Shanxi’s GDP grew 5.3% year-on-year in the first three quarters. The value-added industrial production of the northern region grew 9.7% — 5.8 percentage points higher than the national growth rate.
In neighboring Shaanxi, value-added industrial production in the energy sector grew 10% year-on-year in the first three quarters, while the output of raw coal grew 7.1%, 0.8 percentage points faster than in the first half. Coal companies were supplying more high-quality coal to ensure national energy security, according to an official statement.

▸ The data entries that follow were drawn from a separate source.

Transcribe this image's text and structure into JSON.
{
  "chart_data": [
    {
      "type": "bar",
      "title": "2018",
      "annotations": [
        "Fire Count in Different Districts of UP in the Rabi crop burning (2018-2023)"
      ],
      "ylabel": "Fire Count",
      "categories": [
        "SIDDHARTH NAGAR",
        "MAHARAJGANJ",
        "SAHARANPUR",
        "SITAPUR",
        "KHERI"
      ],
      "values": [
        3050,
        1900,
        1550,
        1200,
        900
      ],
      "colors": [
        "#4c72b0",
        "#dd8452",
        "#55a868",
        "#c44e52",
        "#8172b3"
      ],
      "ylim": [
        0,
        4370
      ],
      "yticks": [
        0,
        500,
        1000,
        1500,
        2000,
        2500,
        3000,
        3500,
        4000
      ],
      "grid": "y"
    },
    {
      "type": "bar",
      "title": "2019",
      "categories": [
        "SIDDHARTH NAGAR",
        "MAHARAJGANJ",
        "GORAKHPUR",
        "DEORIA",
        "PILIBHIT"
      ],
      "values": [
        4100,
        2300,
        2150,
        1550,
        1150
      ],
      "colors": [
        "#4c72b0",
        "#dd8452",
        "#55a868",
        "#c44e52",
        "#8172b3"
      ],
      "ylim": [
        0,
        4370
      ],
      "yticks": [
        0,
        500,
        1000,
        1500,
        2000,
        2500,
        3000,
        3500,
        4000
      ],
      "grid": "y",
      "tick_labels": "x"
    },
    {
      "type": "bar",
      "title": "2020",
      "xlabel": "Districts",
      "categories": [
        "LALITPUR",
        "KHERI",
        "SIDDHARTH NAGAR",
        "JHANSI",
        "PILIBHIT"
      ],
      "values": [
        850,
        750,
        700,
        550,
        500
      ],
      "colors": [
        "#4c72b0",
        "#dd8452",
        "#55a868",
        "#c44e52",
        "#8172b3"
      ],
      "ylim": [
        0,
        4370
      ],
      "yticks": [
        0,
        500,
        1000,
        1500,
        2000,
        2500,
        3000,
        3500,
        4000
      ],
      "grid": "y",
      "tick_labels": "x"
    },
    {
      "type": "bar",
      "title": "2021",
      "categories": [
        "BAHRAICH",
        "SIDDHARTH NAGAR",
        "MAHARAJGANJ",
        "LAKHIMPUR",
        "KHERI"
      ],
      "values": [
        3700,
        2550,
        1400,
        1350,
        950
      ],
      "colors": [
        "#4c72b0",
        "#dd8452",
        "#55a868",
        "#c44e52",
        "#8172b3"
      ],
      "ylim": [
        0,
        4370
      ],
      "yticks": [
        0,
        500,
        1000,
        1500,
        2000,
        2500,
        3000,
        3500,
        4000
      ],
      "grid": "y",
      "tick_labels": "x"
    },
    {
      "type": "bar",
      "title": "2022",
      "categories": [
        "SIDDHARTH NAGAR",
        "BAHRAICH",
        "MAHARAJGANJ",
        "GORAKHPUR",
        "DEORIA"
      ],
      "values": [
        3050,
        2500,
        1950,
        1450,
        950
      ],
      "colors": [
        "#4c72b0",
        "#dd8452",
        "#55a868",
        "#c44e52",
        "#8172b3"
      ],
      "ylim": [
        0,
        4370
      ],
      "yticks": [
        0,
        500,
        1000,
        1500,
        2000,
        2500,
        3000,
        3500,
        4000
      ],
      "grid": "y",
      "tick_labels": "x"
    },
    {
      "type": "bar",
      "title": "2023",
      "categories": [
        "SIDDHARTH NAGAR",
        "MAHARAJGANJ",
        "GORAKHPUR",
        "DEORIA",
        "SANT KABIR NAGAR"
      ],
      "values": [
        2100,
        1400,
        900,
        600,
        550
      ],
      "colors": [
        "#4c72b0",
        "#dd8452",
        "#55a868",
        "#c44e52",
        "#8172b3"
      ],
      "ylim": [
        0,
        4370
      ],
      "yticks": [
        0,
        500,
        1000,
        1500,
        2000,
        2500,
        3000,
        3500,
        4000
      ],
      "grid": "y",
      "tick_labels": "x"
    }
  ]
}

Some regions, such as Fujian, boosted GDP growth on expansive infrastructure investment fueled by government stimulus. The eastern province’s GDP grew 5.2% year-on-year in the first three quarters, 0.6 percentage points faster than half-year growth. Infrastructure investment during the period increased 14.4%, and contributed 37.2% to its total investment growth, compared with the 8.8% contribution in the same period last year, Xue Huizhen, a local statistics official, said in a statement last month.